IU Fine Arts Theater (upstairs), 1201 East 7th Street, on the north side of Showalter Fountain, next to the IU Auditorium
In October 2019, there was an unexpected revolution, a social explosion. One and a half million people demonstrated in the streets of Santiago for more democracy, a more dignified life, a better education, a better health system and a new Constitution. Chile had recovered its memory. The event that activist-filmmaker Patricio Guzmán had been waiting for since his student struggles in 1973 had finally materialized.
After decades in which Guzmán saw Chile turn into a sort of “huge mall with windows that didn’t show what was going on behind them,” society at large woke up to see their young turning the streets into battlefields, and the state using disproportionate force against them.

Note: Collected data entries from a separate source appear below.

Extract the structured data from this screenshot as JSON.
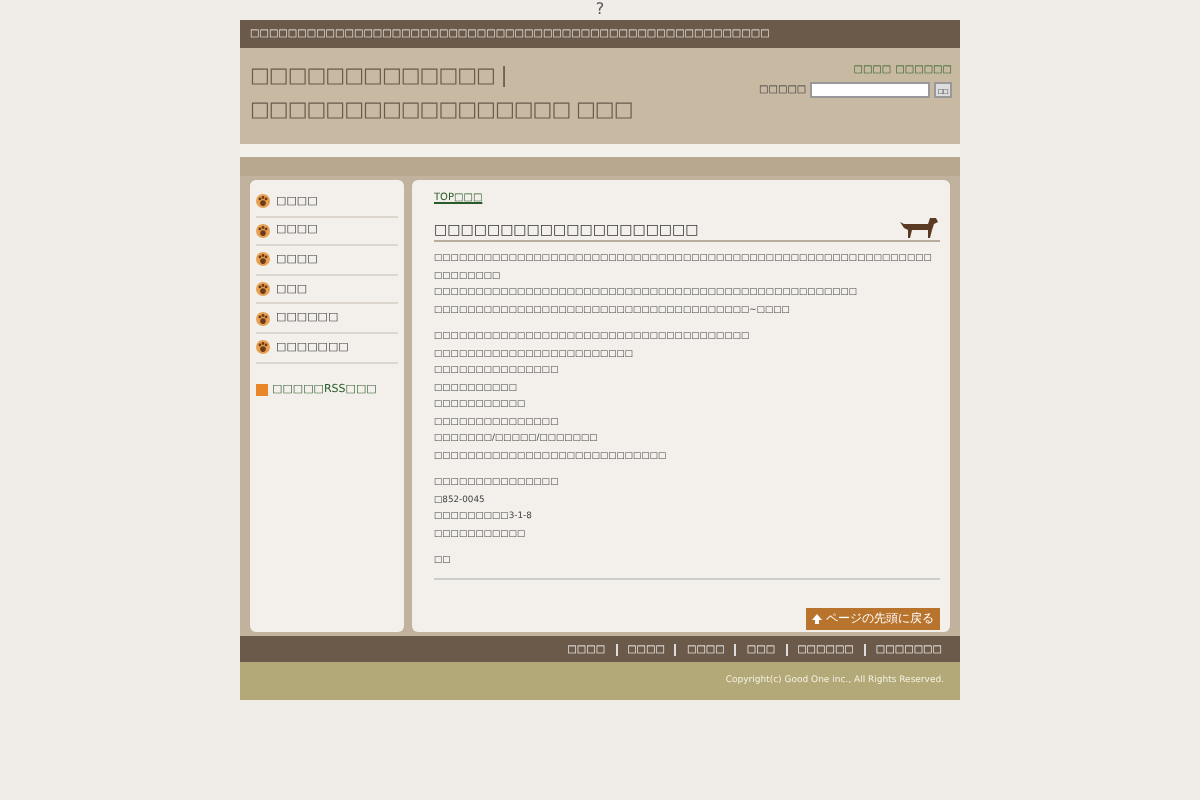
{
  "top_mark": "?",
  "top_bar": {
    "text": "□□□□□□□□□□□□□□□□□□□□□□□□□□□□□□□□□□□□□□□□□□□□□□□□□□□□□□□"
  },
  "header": {
    "title": "□□□□□□□□□□□□□ | □□□□□□□□□□□□□□□□□ □□□",
    "links": [
      "□□□□",
      "□□□□□□"
    ],
    "search_label": "□□□□□",
    "search_button": "□□"
  },
  "sidebar": {
    "items": [
      {
        "label": "□□□□",
        "selected": false
      },
      {
        "label": "□□□□",
        "selected": false
      },
      {
        "label": "□□□□",
        "selected": false
      },
      {
        "label": "□□□",
        "selected": false
      },
      {
        "label": "□□□□□□",
        "selected": false
      },
      {
        "label": "□□□□□□□",
        "selected": false
      }
    ],
    "rss": "□□□□□RSS□□□"
  },
  "main": {
    "breadcrumb": "TOP□□□",
    "heading": "□□□□□□□□□□□□□□□□□□□□",
    "paragraphs": [
      [
        "□□□□□□□□□□□□□□□□□□□□□□□□□□□□□□□□□□□□□□□□□□□□□□□□□□□□□□□□□□□□□□□□□□□□",
        "□□□□□□□□□□□□□□□□□□□□□□□□□□□□□□□□□□□□□□□□□□□□□□□□□□□",
        "□□□□□□□□□□□□□□□□□□□□□□□□□□□□□□□□□□□□□□~□□□□"
      ],
      [
        "□□□□□□□□□□□□□□□□□□□□□□□□□□□□□□□□□□□□□□",
        "□□□□□□□□□□□□□□□□□□□□□□□□",
        "□□□□□□□□□□□□□□□",
        "□□□□□□□□□□",
        "□□□□□□□□□□□",
        "□□□□□□□□□□□□□□□",
        "□□□□□□□/□□□□□/□□□□□□□",
        "□□□□□□□□□□□□□□□□□□□□□□□□□□□□"
      ],
      [
        "□□□□□□□□□□□□□□□",
        "□852-0045",
        "□□□□□□□□□3-1-8",
        "□□□□□□□□□□□"
      ],
      [
        "□□"
      ]
    ],
    "back_to_top": "ページの先頭に戻る"
  },
  "footer": {
    "links": [
      "□□□□",
      "□□□□",
      "□□□□",
      "□□□",
      "□□□□□□",
      "□□□□□□□"
    ],
    "copyright": "Copyright(c) Good One inc., All Rights Reserved."
  }
}
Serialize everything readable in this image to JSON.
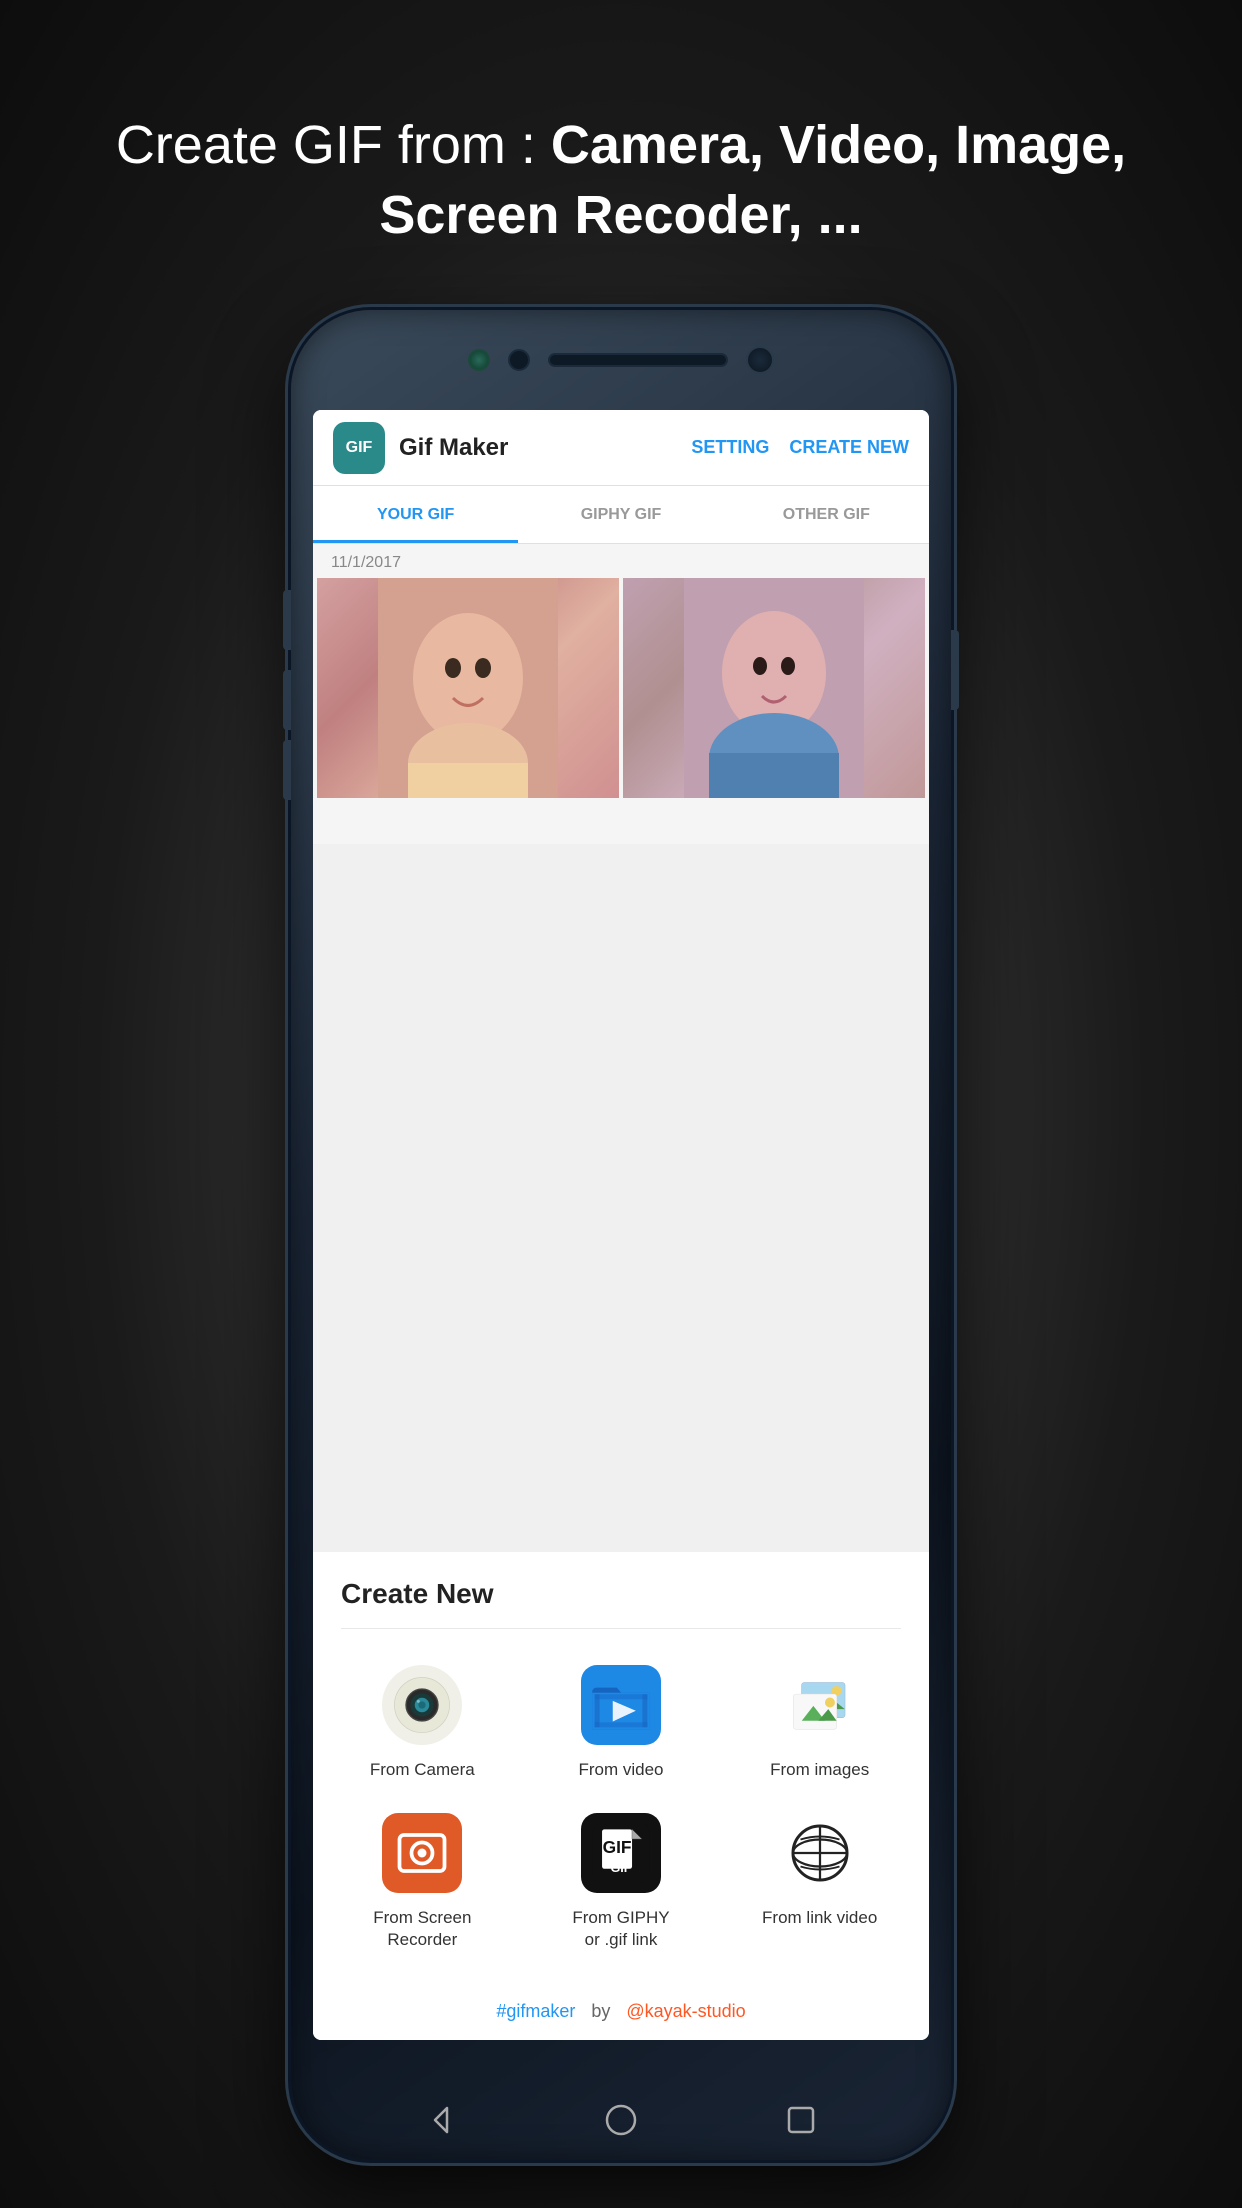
{
  "headline": {
    "text_normal": "Create GIF from : ",
    "text_bold": "Camera, Video, Image, Screen Recoder, ..."
  },
  "app": {
    "icon_text": "GIF",
    "title": "Gif Maker",
    "action_setting": "SETTING",
    "action_create": "CREATE NEW"
  },
  "tabs": [
    {
      "label": "YOUR GIF",
      "active": true
    },
    {
      "label": "GIPHY GIF",
      "active": false
    },
    {
      "label": "OTHER GIF",
      "active": false
    }
  ],
  "content": {
    "date": "11/1/2017"
  },
  "create_new": {
    "title": "Create New",
    "options": [
      {
        "id": "camera",
        "label": "From Camera"
      },
      {
        "id": "video",
        "label": "From video"
      },
      {
        "id": "images",
        "label": "From images"
      },
      {
        "id": "screen_recorder",
        "label": "From Screen\nRecorder"
      },
      {
        "id": "giphy",
        "label": "From GIPHY\nor .gif link"
      },
      {
        "id": "link_video",
        "label": "From link video"
      }
    ]
  },
  "footer": {
    "hashtag": "#gifmaker",
    "by": "by",
    "studio": "@kayak-studio"
  },
  "nav": {
    "back": "◁",
    "home": "○",
    "recent": "□"
  }
}
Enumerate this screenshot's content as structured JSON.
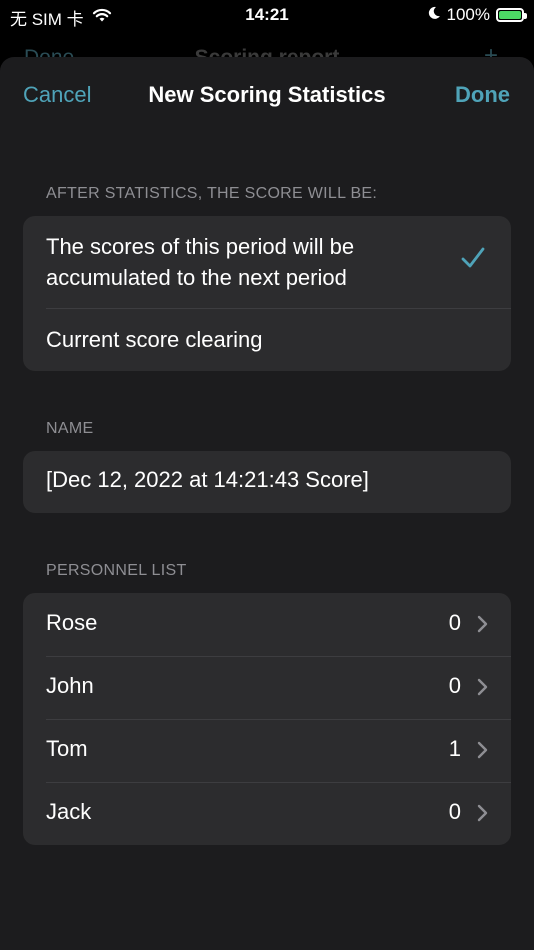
{
  "status_bar": {
    "carrier": "无 SIM 卡",
    "time": "14:21",
    "battery": "100%"
  },
  "behind": {
    "left": "Done",
    "title": "Scoring report",
    "right": "+"
  },
  "nav": {
    "cancel": "Cancel",
    "title": "New Scoring Statistics",
    "done": "Done"
  },
  "after_stats": {
    "header": "AFTER STATISTICS, THE SCORE WILL BE:",
    "options": [
      {
        "label": "The scores of this period will be accumulated to the next period",
        "selected": true
      },
      {
        "label": "Current score clearing",
        "selected": false
      }
    ]
  },
  "name": {
    "header": "NAME",
    "value": "[Dec 12, 2022 at 14:21:43 Score]"
  },
  "personnel": {
    "header": "PERSONNEL LIST",
    "people": [
      {
        "name": "Rose",
        "score": "0"
      },
      {
        "name": "John",
        "score": "0"
      },
      {
        "name": "Tom",
        "score": "1"
      },
      {
        "name": "Jack",
        "score": "0"
      }
    ]
  },
  "colors": {
    "accent": "#4fa3b8",
    "background": "#000000",
    "sheet": "#1c1c1e",
    "group": "#2c2c2e",
    "battery": "#4cd964"
  }
}
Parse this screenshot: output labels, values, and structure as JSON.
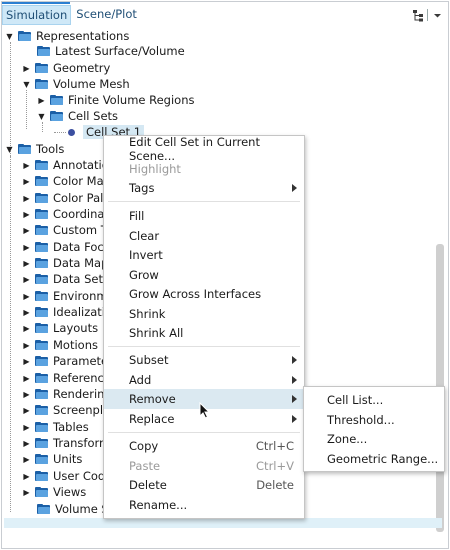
{
  "tabs": [
    {
      "label": "Simulation",
      "active": true
    },
    {
      "label": "Scene/Plot",
      "active": false
    }
  ],
  "toolbar_icons": [
    "tree-layout-icon",
    "chevron-down-icon"
  ],
  "tree": {
    "representations": {
      "label": "Representations",
      "children": [
        "Latest Surface/Volume",
        "Geometry",
        "Volume Mesh"
      ],
      "volume_mesh_children": [
        "Finite Volume Regions",
        "Cell Sets"
      ],
      "cell_sets_children": [
        "Cell Set 1"
      ]
    },
    "tools": {
      "label": "Tools",
      "children": [
        "Annotatio",
        "Color Map",
        "Color Pale",
        "Coordinat",
        "Custom T",
        "Data Focu",
        "Data Map",
        "Data Set F",
        "Environm",
        "Idealizati",
        "Layouts",
        "Motions",
        "Paramete",
        "Reference",
        "Rendering",
        "Screenplay",
        "Tables",
        "Transform",
        "Units",
        "User Code",
        "Views",
        "Volume Sh"
      ]
    }
  },
  "context_menu": {
    "items": [
      {
        "label": "Edit Cell Set in Current Scene...",
        "shortcut": "",
        "submenu": false,
        "disabled": false
      },
      {
        "label": "Highlight",
        "shortcut": "",
        "submenu": false,
        "disabled": true
      },
      {
        "label": "Tags",
        "shortcut": "",
        "submenu": true,
        "disabled": false
      },
      {
        "label": "Fill",
        "shortcut": "",
        "submenu": false,
        "disabled": false
      },
      {
        "label": "Clear",
        "shortcut": "",
        "submenu": false,
        "disabled": false
      },
      {
        "label": "Invert",
        "shortcut": "",
        "submenu": false,
        "disabled": false
      },
      {
        "label": "Grow",
        "shortcut": "",
        "submenu": false,
        "disabled": false
      },
      {
        "label": "Grow Across Interfaces",
        "shortcut": "",
        "submenu": false,
        "disabled": false
      },
      {
        "label": "Shrink",
        "shortcut": "",
        "submenu": false,
        "disabled": false
      },
      {
        "label": "Shrink All",
        "shortcut": "",
        "submenu": false,
        "disabled": false
      },
      {
        "label": "Subset",
        "shortcut": "",
        "submenu": true,
        "disabled": false
      },
      {
        "label": "Add",
        "shortcut": "",
        "submenu": true,
        "disabled": false
      },
      {
        "label": "Remove",
        "shortcut": "",
        "submenu": true,
        "disabled": false,
        "hover": true
      },
      {
        "label": "Replace",
        "shortcut": "",
        "submenu": true,
        "disabled": false
      },
      {
        "label": "Copy",
        "shortcut": "Ctrl+C",
        "submenu": false,
        "disabled": false
      },
      {
        "label": "Paste",
        "shortcut": "Ctrl+V",
        "submenu": false,
        "disabled": true
      },
      {
        "label": "Delete",
        "shortcut": "Delete",
        "submenu": false,
        "disabled": false
      },
      {
        "label": "Rename...",
        "shortcut": "",
        "submenu": false,
        "disabled": false
      }
    ]
  },
  "remove_submenu": {
    "items": [
      "Cell List...",
      "Threshold...",
      "Zone...",
      "Geometric Range..."
    ]
  },
  "colors": {
    "accent": "#2d7fd1",
    "selection": "#d5e8f3",
    "menu_hover": "#dbe9f1",
    "folder_dark": "#1b5fa6",
    "folder_light": "#5aa2e0"
  }
}
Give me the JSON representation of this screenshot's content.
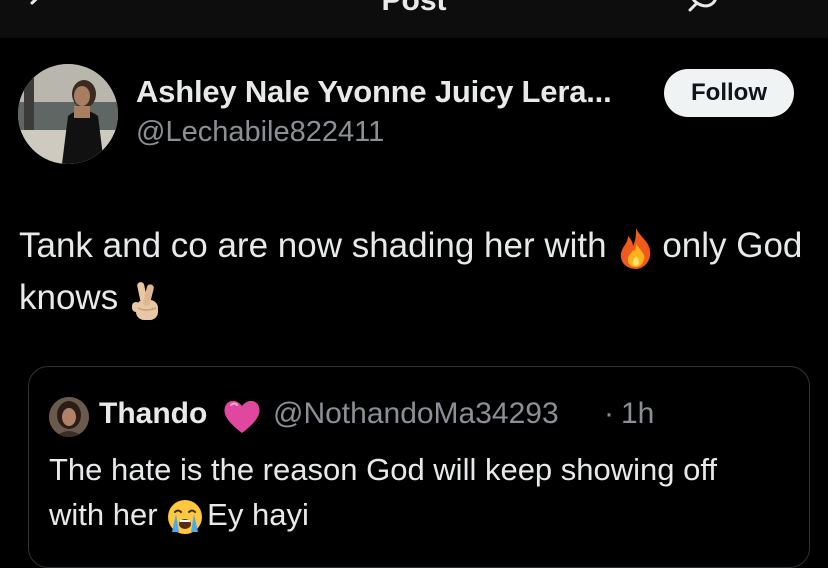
{
  "header": {
    "title": "Post"
  },
  "author": {
    "name": "Ashley Nale Yvonne Juicy Lera...",
    "handle": "@Lechabile822411",
    "follow_label": "Follow"
  },
  "post": {
    "text_part1": "Tank and co are now shading her with ",
    "text_part2": "only God knows ",
    "emojis": [
      "fire-emoji",
      "crossed-fingers-emoji"
    ]
  },
  "quote": {
    "name": "Thando",
    "handle": "@NothandoMa34293",
    "separator": "·",
    "time": "1h",
    "text_part1": "The hate is the reason God will keep showing off with her ",
    "text_part2": "Ey hayi",
    "emojis": [
      "pink-heart-emoji",
      "loudly-crying-face-emoji"
    ]
  },
  "colors": {
    "background": "#000000",
    "primary_text": "#e7e9ea",
    "secondary_text": "#8b9096",
    "border": "#2f3336",
    "follow_bg": "#eff3f4",
    "heart": "#e0479e"
  }
}
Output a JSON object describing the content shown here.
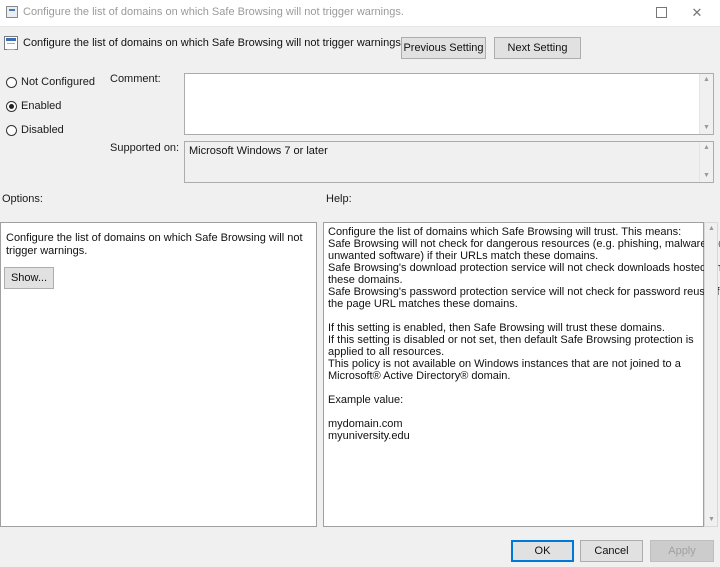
{
  "window": {
    "title": "Configure the list of domains on which Safe Browsing will not trigger warnings.",
    "maximize_icon": "maximize-icon",
    "close_icon": "close-icon",
    "close_glyph": "✕"
  },
  "header": {
    "policy_title": "Configure the list of domains on which Safe Browsing will not trigger warnings.",
    "previous_label": "Previous Setting",
    "next_label": "Next Setting"
  },
  "state": {
    "options": [
      {
        "label": "Not Configured",
        "checked": false
      },
      {
        "label": "Enabled",
        "checked": true
      },
      {
        "label": "Disabled",
        "checked": false
      }
    ]
  },
  "comment": {
    "label": "Comment:",
    "value": ""
  },
  "supported": {
    "label": "Supported on:",
    "value": "Microsoft Windows 7 or later"
  },
  "options_panel": {
    "heading": "Options:",
    "text": "Configure the list of domains on which Safe Browsing will not trigger warnings.",
    "show_label": "Show..."
  },
  "help_panel": {
    "heading": "Help:",
    "lines": [
      "Configure the list of domains which Safe Browsing will trust. This means:",
      "Safe Browsing will not check for dangerous resources (e.g. phishing, malware, or",
      "unwanted software) if their URLs match these domains.",
      "Safe Browsing's download protection service will not check downloads hosted on",
      "these domains.",
      "Safe Browsing's password protection service will not check for password reuse if",
      "the page URL matches these domains.",
      "",
      "If this setting is enabled, then Safe Browsing will trust these domains.",
      "If this setting is disabled or not set, then default Safe Browsing protection is",
      "applied to all resources.",
      "This policy is not available on Windows instances that are not joined to a",
      "Microsoft® Active Directory® domain.",
      "",
      "Example value:",
      "",
      "mydomain.com",
      "myuniversity.edu"
    ]
  },
  "footer": {
    "ok_label": "OK",
    "cancel_label": "Cancel",
    "apply_label": "Apply"
  },
  "colors": {
    "dialog_bg": "#f0f0f0",
    "default_button_border": "#0078d7"
  }
}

Guzmán was there when the coup against Salvador Allende took place in 1973 — his epic film depicting those events, The Battle of Chile, remains one of the most widely praised documentary films of all time, and was named “one of the 10 best political documentary films in the world” by Cineaste. My Imaginary Country offers filmgoers one of this year’s most keen and perceptive accounts of transformative events and social change happening right before our eyes. As Elisa Loncón, a Mapuche woman who presided over the Constitutional Convention states powerfully: “Marichiweu! The people won’t be defeated!”